1er Premio Narrativa IX Certamen Literario Ateneo Blasco Ibáñez 2018
OMAR
No sé hasta donde podré llegar con esta grabación. Voy a morir. Tampoco es que mis últimas palabras pudieran servir a nadie de mucho más que a mí mismo. Y más que a mí, tal vez a mi vanidad de contar una historia. La última. Tengo 18 años y voy a morir. Supongo que si fuera un anciano, también pensaría que no es tiempo de morir. Pero es que a los 18 años, no es tiempo de morir. Este bruto me ha metido una bala en el muslo y otra en el estómago. Como buen profesional, ha sabido que, si no estaba muerto ya, no tardaría más que algunos minutos en hacerlo. Después, me ha arrebatado el móvil que llevaba en mi pequeña mochila, y se ha marchado, seguro que con el convencimiento de que ya estoy haciendo en tránsito de la vida a la muerte. Y ha acertado. Tal vez por eso, no se ha molestado en sacar de mi mochila la pequeña grabadora en la que llevo la música que tanto aborrece. También se ha llevado mi documento de identidad, supongo que para hacer perder algún tiempo a quien encuentre mi cuerpo. En la ensoñación que da el transito de la vida a la muerte, he creído entender que me hacia una foto. Será para poder dar fe a los suyos de que estoy muerto.

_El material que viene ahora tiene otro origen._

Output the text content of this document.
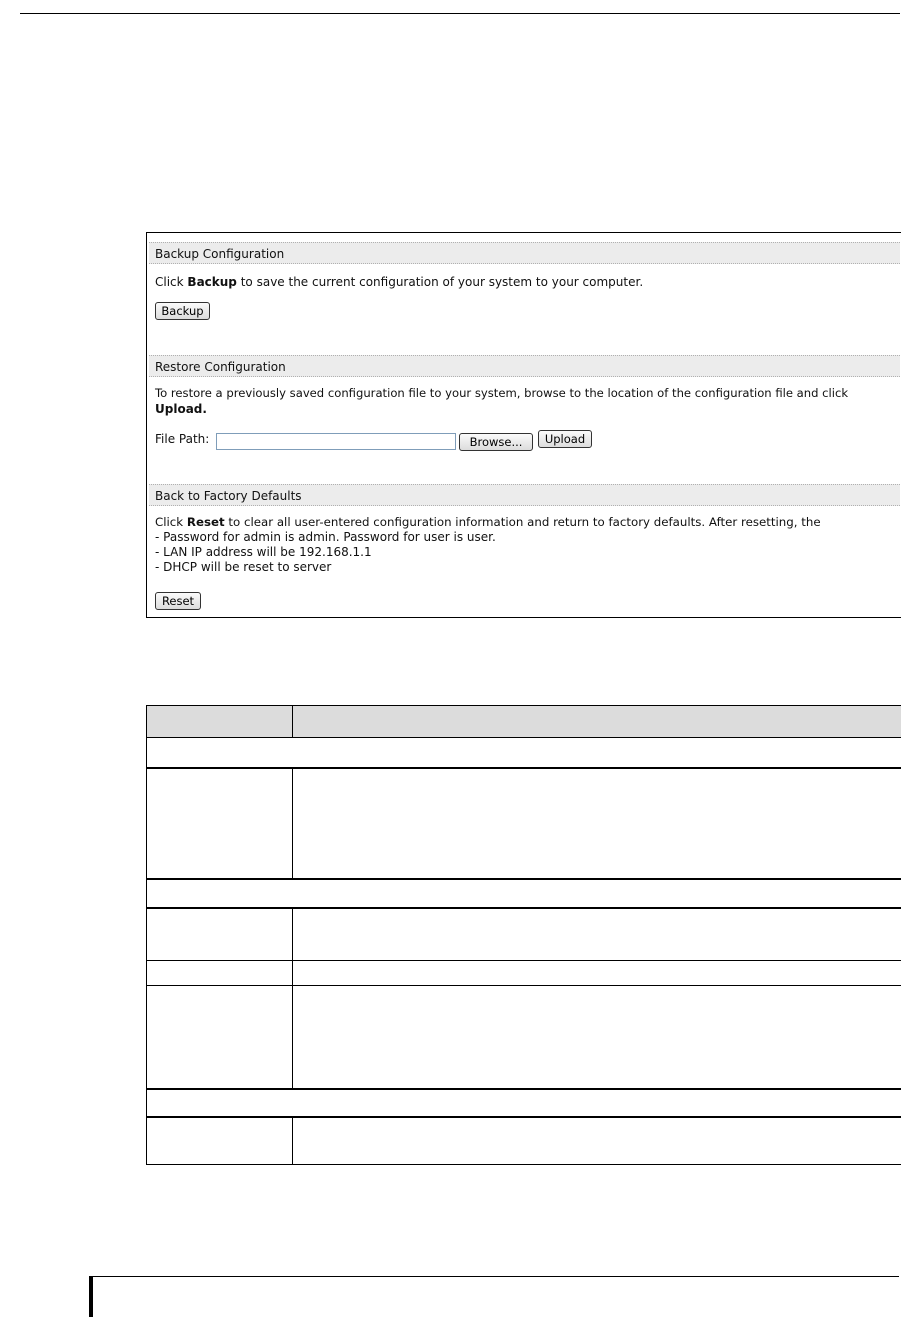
Backup Configuration
Click Backup to save the current configuration of your system to your computer.
Backup
Restore Configuration
To restore a previously saved configuration file to your system, browse to the location of the configuration file and click
Upload.
File Path:	Browse...	Upload
Back to Factory Defaults
Click Reset to clear all user-entered configuration information and return to factory defaults. After resetting, the
- Password for admin is admin. Password for user is user.
- LAN IP address will be 192.168.1.1
- DHCP will be reset to server
Reset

Me llamo Omar. Soy español, puesto que en España nací hace 18 años, cuando mis padres cruzaron el Mediterráneo en una patera para recalar en la costa de Alicante, donde a un par de kilómetros de tierra, el bote de goma en que luego me contaron que viajaban 56 personas, fue interceptado por una lancha patrullera que les condujo a tierra firme. Me dicen que los demás, no corrieron la misma suerte que mis padres. Yo, de modo inconciente, fui el salvoconducto para que mis progenitores obtuvieran la residencia española. A los pocos minutos, mi madre fue llevada en una ambulancia al hospital donde comencé a berrear a las dos horas de haber pisado tierra española.
¿He dicho que me llamo Omar?. ¿Qué paradoja!. Mi nombre en la lengua de mis padres, que yo hablo también como la española, significa el de larga vida. Y con 18 años, siento la sangre viscosa y caliente, empapar mi cuerpo y mis palabras ante este aparato –que ahora va a machacar las canciones que nunca más oiré-, son cada vez más débiles.
En el significado que los árabes ponen a los nombres de sus descendencia, suelen acertar muchas veces, aunque evidentemente no ha sido mi caso. Mi padre se llama Aymar, que significa afortunado, y mi madre, Baasima, que es equivalente a sonrisa, que nunca se borra de sus labios.
Ahora que dejo esta vida –aunque sigo pensando que es la única que existe, hecho de menos mi falta de creencias en un más alla, que tal vez pudiera prestar consuelo a mis últimos momentos. Nunca he creído más que en las personas. Era mi primer año de bachiller. Y tiempo de ayuno. Aquella mañana, abrí la nevera y con un trozo de pan en la mano, me puse a untarlo de mantequilla y lo envolví en papel de albal. Mis padres estaban atónitos:
-¡Omar!. ¿Qué haces?–la voz de mi padre sonó como un trueno- ¿Vas a llevar comida al colegio?.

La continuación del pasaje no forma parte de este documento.